This newsgroup has been very good with these kind of questions, even if maybe they'd work better in an HVAC repair group or the homebrewing newsgroup. I have a grain mill for crushing malt for homebrewing. The handle method is a pain in the but, and a lot of folks end up motorizing their mills. In my case, I asked the HVAC folks that had done a lot of work on my house for an old motor if they come across one. I've got one here now and I'm trying to make sense of it before I start trying to hook it up to the mill.
I think they were proud of themselves when they arrived with this metal enclosure with the motor and everything, which was fine by me. I had asked for a motor that works at 110V, and that's what they said they pulled. I did test it with a switch up to wall power, and it seemed to work--despite tripping the breaker when I turned off the switch.

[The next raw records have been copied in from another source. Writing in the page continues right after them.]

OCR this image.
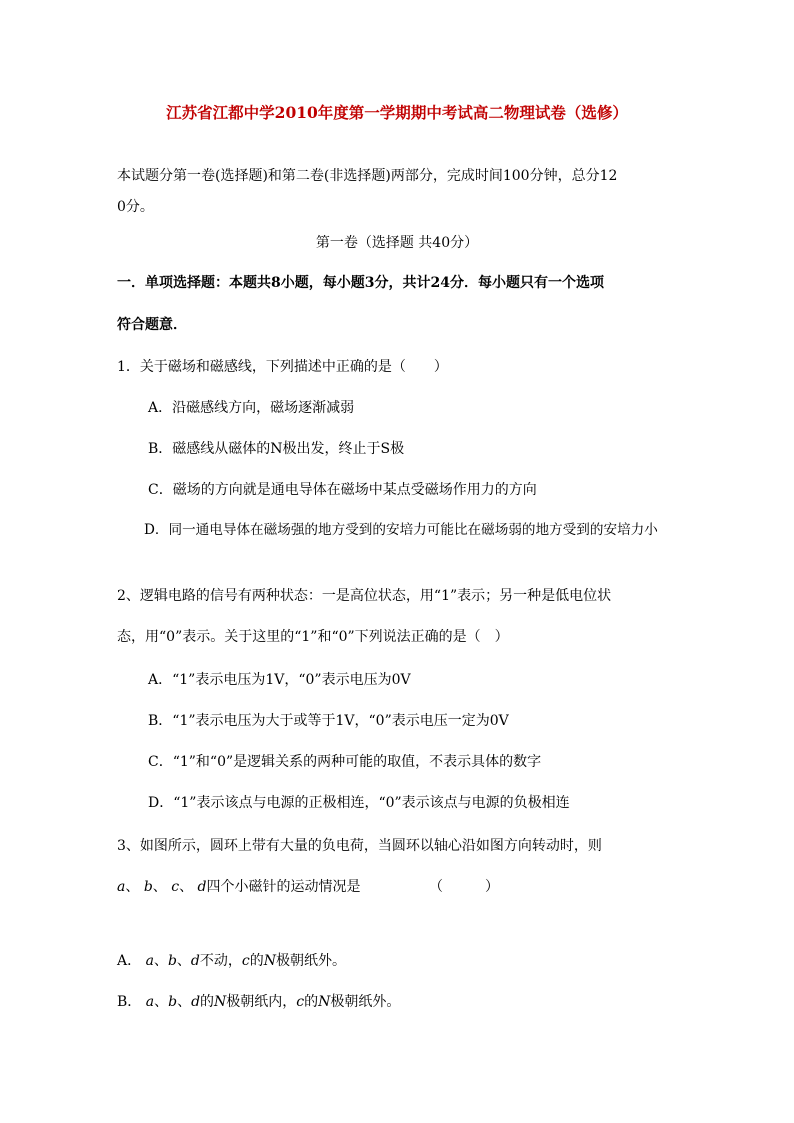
江苏省江都中学2010年度第一学期期中考试高二物理试卷（选修）
本试题分第一卷(选择题)和第二卷(非选择题)两部分，完成时间100分钟，总分12
0分。
第一卷（选择题 共40分）
一．单项选择题：本题共8小题，每小题3分，共计24分．每小题只有一个选项
符合题意．
1．关于磁场和磁感线，下列描述中正确的是（　　）
A．沿磁感线方向，磁场逐渐减弱
B．磁感线从磁体的N极出发，终止于S极
C．磁场的方向就是通电导体在磁场中某点受磁场作用力的方向
D．同一通电导体在磁场强的地方受到的安培力可能比在磁场弱的地方受到的安培力小
2、逻辑电路的信号有两种状态：一是高位状态，用“1”表示；另一种是低电位状
态，用“0”表示。关于这里的“1”和“0”下列说法正确的是（　）
A．“1”表示电压为1V，“0”表示电压为0V
B．“1”表示电压为大于或等于1V，“0”表示电压一定为0V
C．“1”和“0”是逻辑关系的两种可能的取值，不表示具体的数字
D．“1”表示该点与电源的正极相连，“0”表示该点与电源的负极相连
3、如图所示，圆环上带有大量的负电荷，当圆环以轴心沿如图方向转动时，则
a、 b、 c、 d四个小磁针的运动情况是	（　　　）
A． a、b、d不动，c的N极朝纸外。
B． a、b、d的N极朝纸内，c的N极朝纸外。
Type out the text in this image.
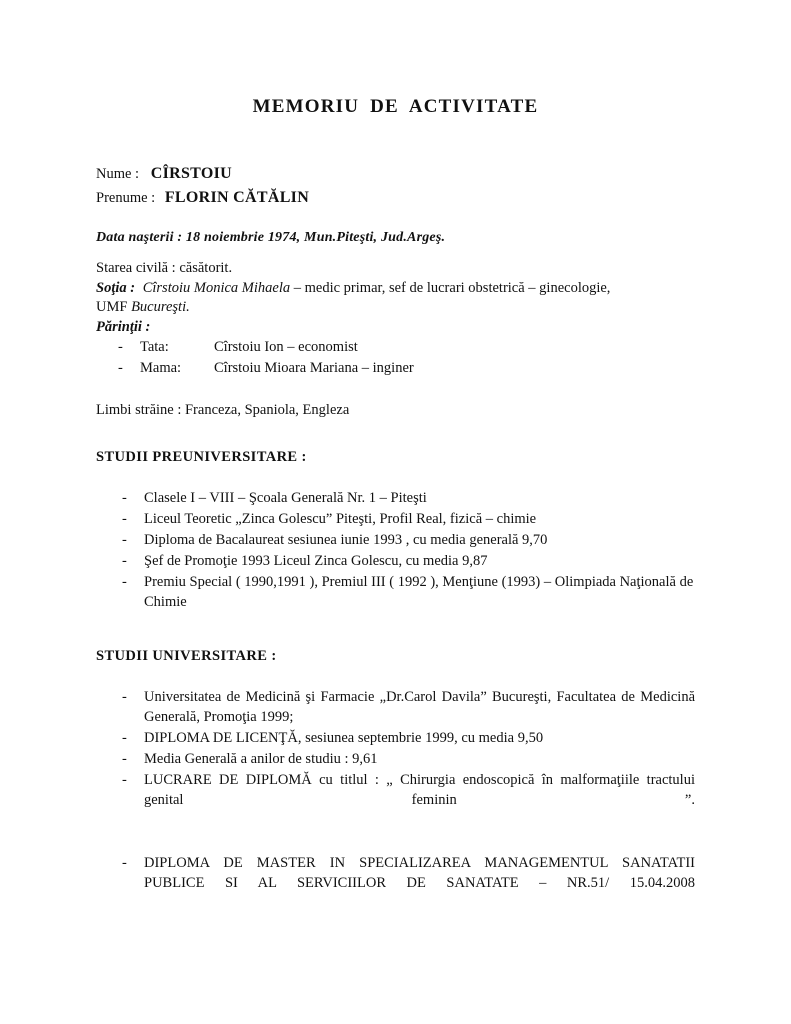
MEMORIU DE ACTIVITATE
Nume : CÎRSTOIU
Prenume : FLORIN CĂTĂLIN
Data naşterii : 18 noiembrie 1974, Mun.Piteşti, Jud.Argeş.
Starea civilă : căsătorit.
Soţia : Cîrstoiu Monica Mihaela – medic primar, sef de lucrari obstetrică – ginecologie,
UMF Bucureşti.
Părinţii :
- Tata:	Cîrstoiu Ion – economist
- Mama: Cîrstoiu Mioara Mariana – inginer
Limbi străine : Franceza, Spaniola, Engleza
STUDII PREUNIVERSITARE :
- Clasele I – VIII – Şcoala Generală Nr. 1 – Piteşti
- Liceul Teoretic „Zinca Golescu” Piteşti, Profil Real, fizică – chimie
- Diploma de Bacalaureat sesiunea iunie 1993 , cu media generală 9,70
- Şef de Promoţie 1993 Liceul Zinca Golescu, cu media 9,87
- Premiu Special ( 1990,1991 ), Premiul III ( 1992 ), Menţiune (1993) – Olimpiada Naţională de Chimie
STUDII UNIVERSITARE :
- Universitatea de Medicină şi Farmacie „Dr.Carol Davila” Bucureşti, Facultatea de Medicină Generală, Promoţia 1999;
- DIPLOMA DE LICENŢĂ, sesiunea septembrie 1999, cu media 9,50
- Media Generală a anilor de studiu : 9,61
- LUCRARE DE DIPLOMĂ cu titlul : „ Chirurgia endoscopică în malformaţiile tractului genital feminin ”.
- DIPLOMA DE MASTER IN SPECIALIZAREA MANAGEMENTUL SANATATII PUBLICE SI AL SERVICIILOR DE SANATATE – NR.51/ 15.04.2008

That was because methinks I botched that wiring.
So it is a 1/2HP, 1020RPM motor. Reading the side here, I see "V200-230." So is this actually a 220V motor? I'm not so sure because I see three jumpers labelled A through C:
A: LO B: MED C: HI
Which one I pick works in conjunction with the black contact to give me my line voltage. So does this mean I have some flexibility in voltage? It was connected to 'A' originally, and I haven't tried messing with it. If this somehow lets me using 110V, then what effect will this have on the horsepower and the rpm? I have yellow and black lines going to a start capacitor rated 20.00/370.
It is a thermally protected motor and there's a note "CONT AIR OVER" which implies to me it normally would be cooled by the blower fins. I have to take that thing off to work this thing, so I'm wondering how long I might reasonably expect to run the motor before it trips the protection. I'd probably only need to run the motor 5 minutes to crush my grain, if that helps.